Annnnd, I told her to eff off.  To which she responded she was “calling the police” on me.  Really?  It’s a sentiment, not a crime.   Sure, it’s not my prettiest of words, but to know me is to know I have a mouth like a sailor.  So after she sent me nasty messages back and then taunted me about going in for a hysterectomy, she blocked me.  Turns out, the next day, she posts on the town page acting like she has been doing all the work all along.  That’s when people who know me, who knew all the work I had done, completely under the radar, went ballistic.  (My friends are awesome, just sayin’)  I was getting screen shots (since she blocked me I couldn’t see the original post) but what I also got was some really awesome messages from women around town, who learned I had been helping under the radar and thought it was nice.
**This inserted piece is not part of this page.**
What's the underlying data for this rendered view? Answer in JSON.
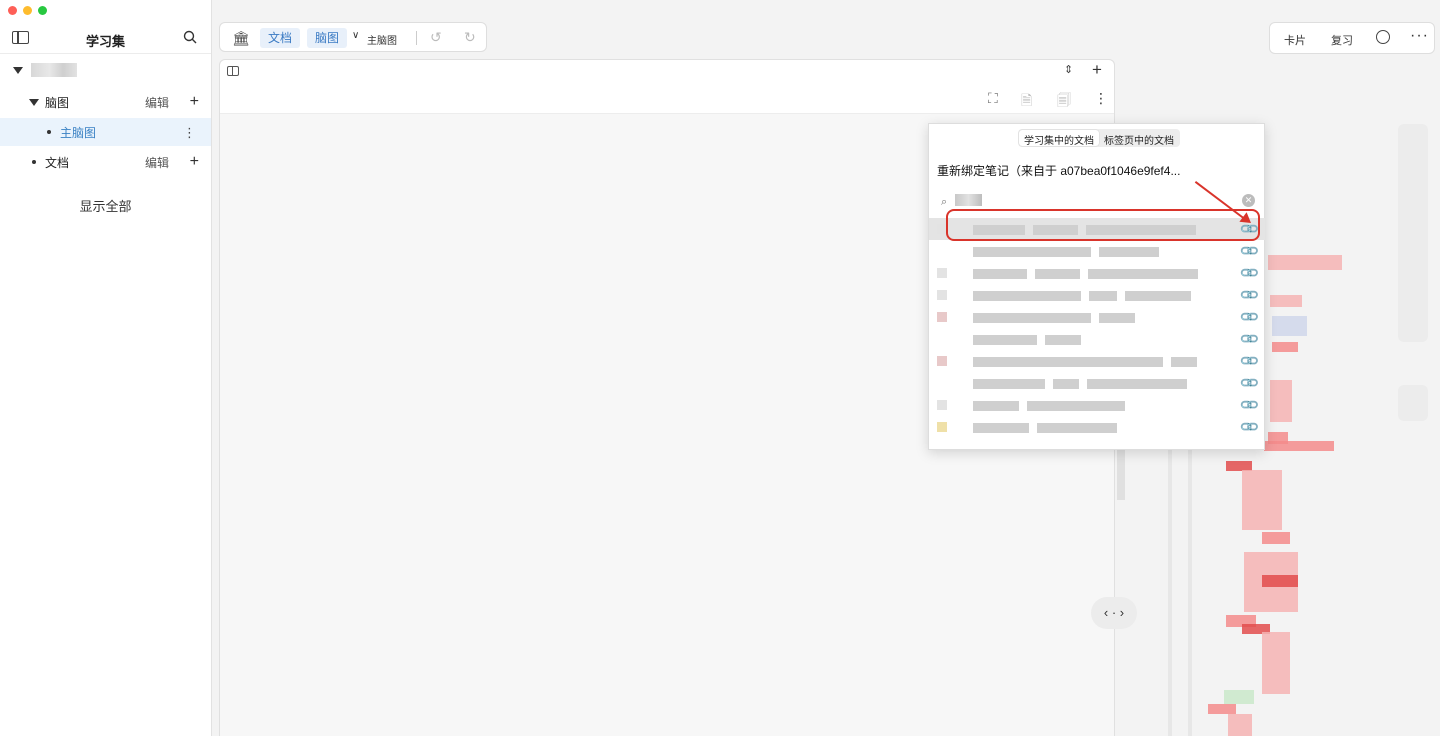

I got to meet some new people, so that was pretty cool.

Turns out, the “off” woman ended up starting a bunch of trouble on the town page and getting blocked.  Apparently she has a bit of a dark side herself.   She is now Sue’s bestie, although if I’m honest I think she has an underlying motive in all of this.  I wish Sue all the best.  Yes, she can be demanding, entitled, and she’s a little different, but I worry about what this woman’s intentions to her may be.    I still hope she is ok and will be alright.  I miss her kitties. They were sweet and gentle.

When all this went down, I had to explain to the kids a bit of what happened and that I wouldn’t be going to the house.  They had come with me a few times and had coaxed the cats out of hiding and played with them.  The cats took to them right away and vice versa.  I am not sure the cats had seen children before.  They were bummed.  They knew the work I had done, and that my message to them was to do kind things for other, to help out other people if they could, and all those good mom messages.  Their end take of the experience?  “being kind isn’t always what it’s cracked up to be”.

So…….that didn’t work out quite as planned.